Merkezi yönetim bütçesinin 2009 yılında 52 milyar 761 milyon lira açık verdiğini hatırlatan Bakan Şimşek, 2010 yılı açığının 39 milyara gerilediğini söyledi. Şimşek, 'Rakamlar performansımızın ne denli etkili olduğunu gösteriyor” dedi
Maliye Bakanı Mehmet Şimşek, makroekonomik gelişmeler ile 2010 yılı merkezi yönetim bütçe gerçekleşmelerini değerlendirmek üzere düzenlediği basın toplantısında, genel ekonomik durumun ardından Aralık ayı ve Ocak-Aralık dönemi bütçe rakamları hakkında bilgi verdi. Bakan Şimşek'in verdiği bilgilere göre, 2010 yılında merkezi yönetim bütçe giderleri 293 milyar 628 milyon lira, faiz hariç bütçe giderleri ise 245 milyar 332 milyon lira oldu. Merkezi yönetim bütçe gelirleri 254 milyar 28 milyon lira, genel bütçe vergi gelirleri de 210 milyar 532 milyon lira olarak gerçekleşti. Bütçe açığı bu dönemde yüzde 25 azalarak 39 milyar 600 milyon lira olurken, faiz dışı fazla da 8 milyar 697 milyon lira olarak gerçekleşti. Bu çerçevede 2010 bütçesinde 50 milyar 187 milyon liralık bir açık olacağı belirtilmişti. Ancak, Orta Vadeli Plan hazırlıkları sırasında yapılan revizyon ile bütçe açığı 44,2 milyar lira düzeyine çekilmişti. 2010 bütçesinde çok iyi bir performans gösterildiğini belirten Maliye yetkilileri, açık rakamının 44,2 milyar liranın da altına düşmesinin beklendiğini ifade ediyor.

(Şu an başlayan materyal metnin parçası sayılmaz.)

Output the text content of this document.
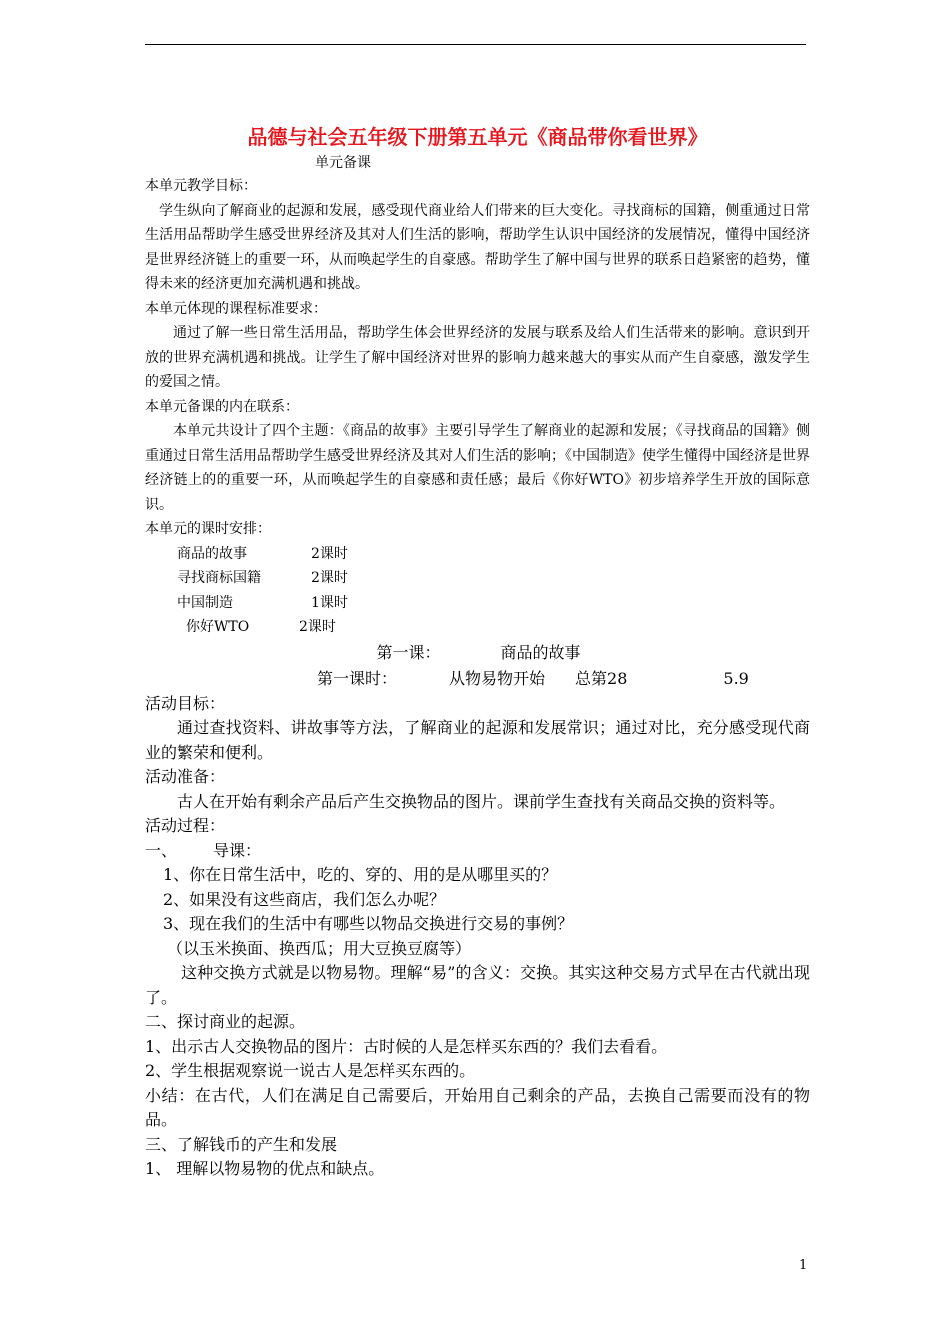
品德与社会五年级下册第五单元《商品带你看世界》
单元备课
本单元教学目标：

学生纵向了解商业的起源和发展，感受现代商业给人们带来的巨大变化。寻找商标的国籍，侧重通过日常生活用品帮助学生感受世界经济及其对人们生活的影响，帮助学生认识中国经济的发展情况，懂得中国经济是世界经济链上的重要一环，从而唤起学生的自豪感。帮助学生了解中国与世界的联系日趋紧密的趋势，懂得未来的经济更加充满机遇和挑战。

本单元体现的课程标准要求：

通过了解一些日常生活用品，帮助学生体会世界经济的发展与联系及给人们生活带来的影响。意识到开放的世界充满机遇和挑战。让学生了解中国经济对世界的影响力越来越大的事实从而产生自豪感，激发学生的爱国之情。

本单元备课的内在联系：

本单元共设计了四个主题：《商品的故事》主要引导学生了解商业的起源和发展；《寻找商品的国籍》侧重通过日常生活用品帮助学生感受世界经济及其对人们生活的影响；《中国制造》使学生懂得中国经济是世界经济链上的的重要一环，从而唤起学生的自豪感和责任感；最后《你好WTO》初步培养学生开放的国际意识。

本单元的课时安排：
商品的故事	2课时
寻找商标国籍	2课时
中国制造	1课时
你好WTO	2课时
第一课：	商品的故事
第一课时：	从物易物开始 总第28	5.9
活动目标：

通过查找资料、讲故事等方法，了解商业的起源和发展常识；通过对比，充分感受现代商业的繁荣和便利。

活动准备：

古人在开始有剩余产品后产生交换物品的图片。课前学生查找有关商品交换的资料等。

活动过程：
一、 导课：
1、你在日常生活中，吃的、穿的、用的是从哪里买的？
2、如果没有这些商店，我们怎么办呢？
3、现在我们的生活中有哪些以物品交换进行交易的事例？
（以玉米换面、换西瓜；用大豆换豆腐等）

这种交换方式就是以物易物。理解“易”的含义：交换。其实这种交易方式早在古代就出现了。

二、探讨商业的起源。
1、出示古人交换物品的图片：古时候的人是怎样买东西的？我们去看看。
2、学生根据观察说一说古人是怎样买东西的。

小结：在古代，人们在满足自己需要后，开始用自己剩余的产品，去换自己需要而没有的物品。

三、了解钱币的产生和发展
1、 理解以物易物的优点和缺点。
1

2010 yılındaki performansın 2009 yılında gerçekleştirilen yapısal çalışmaların bir sonucu olduğunu bir tesadüf olmadığını kaydeden Şimşek, “Türkiye'de Cumhuriyet tarihimizin en düşük nominal ve reel faizlerini görüyoruz. İç borçlanma maliyetlerimiz tarihin en düşük düzeylerine geriledi. 2002 yılında yüzde 60 civarında faizle borçlanabilen Hazinemiz, bugün rahatlıkla yüzde 7 civarında bir faizle borçlanabilmekte. Hedef enflasyon göz önüne alındığında yüzde 1-2'lik bir reel faiz ortaya çıkmaktadır” dedi.

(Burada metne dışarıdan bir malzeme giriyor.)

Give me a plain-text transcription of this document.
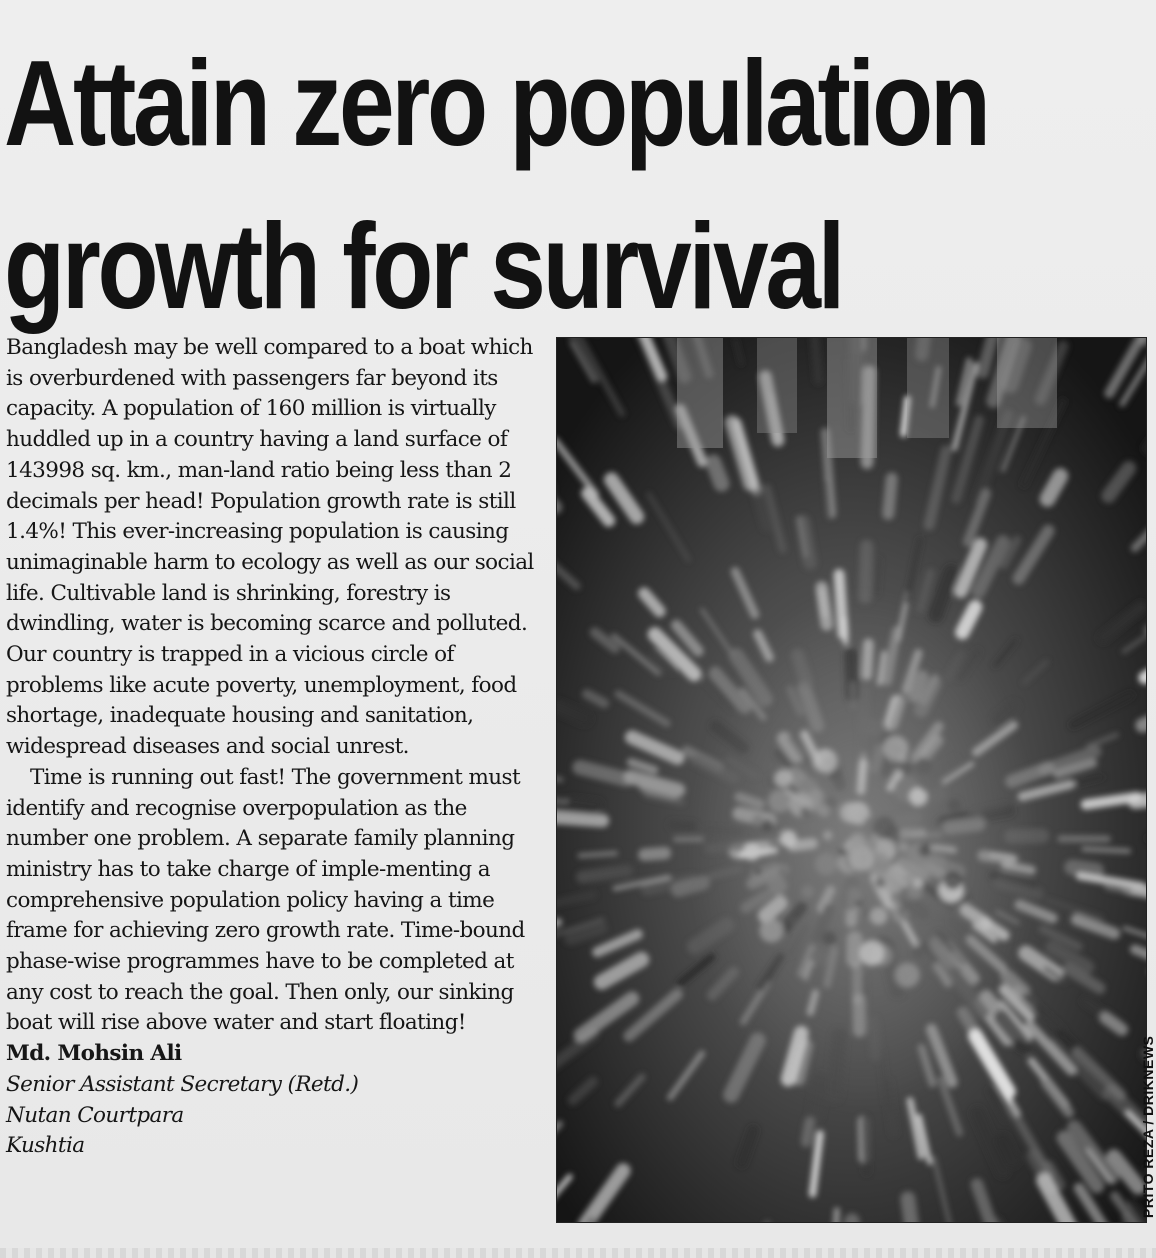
Attain zero population
growth for survival

Bangladesh may be well compared to a boat which is overburdened with passengers far beyond its capacity. A population of 160 million is virtually huddled up in a country having a land surface of 143998 sq. km., man-land ratio being less than 2 decimals per head! Population growth rate is still 1.4%! This ever-increasing population is causing unimaginable harm to ecology as well as our social life. Cultivable land is shrinking, forestry is dwindling, water is becoming scarce and polluted. Our country is trapped in a vicious circle of problems like acute poverty, unemployment, food shortage, inadequate housing and sanitation, widespread diseases and social unrest.

Time is running out fast! The government must identify and recognise overpopulation as the number one problem. A separate family planning ministry has to take charge of imple-menting a comprehensive population policy having a time frame for achieving zero growth rate. Time-bound phase-wise programmes have to be completed at any cost to reach the goal. Then only, our sinking boat will rise above water and start floating!

Md. Mohsin Ali

Senior Assistant Secretary (Retd.)

Nutan Courtpara

Kushtia	PRITO REZA / DRIKNEWS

Türkiye'yi dünyadan ayıran en önemli farkın krizden dolayı işletmelerinde, devletin ve vatandaşın bilançosunda kalıcı tahribat yaşanmaması olduğun vurgulayan Şimşek, “Türkiye stres testinden güçlü çıkanca, 8 yılda uygulamaya koyduğu doğru politikaların reel olduğu ortaya çıktı. Yüzde 7 ile içeride borçlanılabiliyorsa ya da 10 yıllık avro-dolar cinsinden tahviller AB ülkelerinin altında ise bu tesadüf değildir. 2002'deki koşullar devam etseydi ve Türkiye milli gelirin yaklaşık yüzde 15'i faize ödemeye devam etseydi, bugün 179 milyon dolar faiz ödenecekti” değerlendirmesi yaptı.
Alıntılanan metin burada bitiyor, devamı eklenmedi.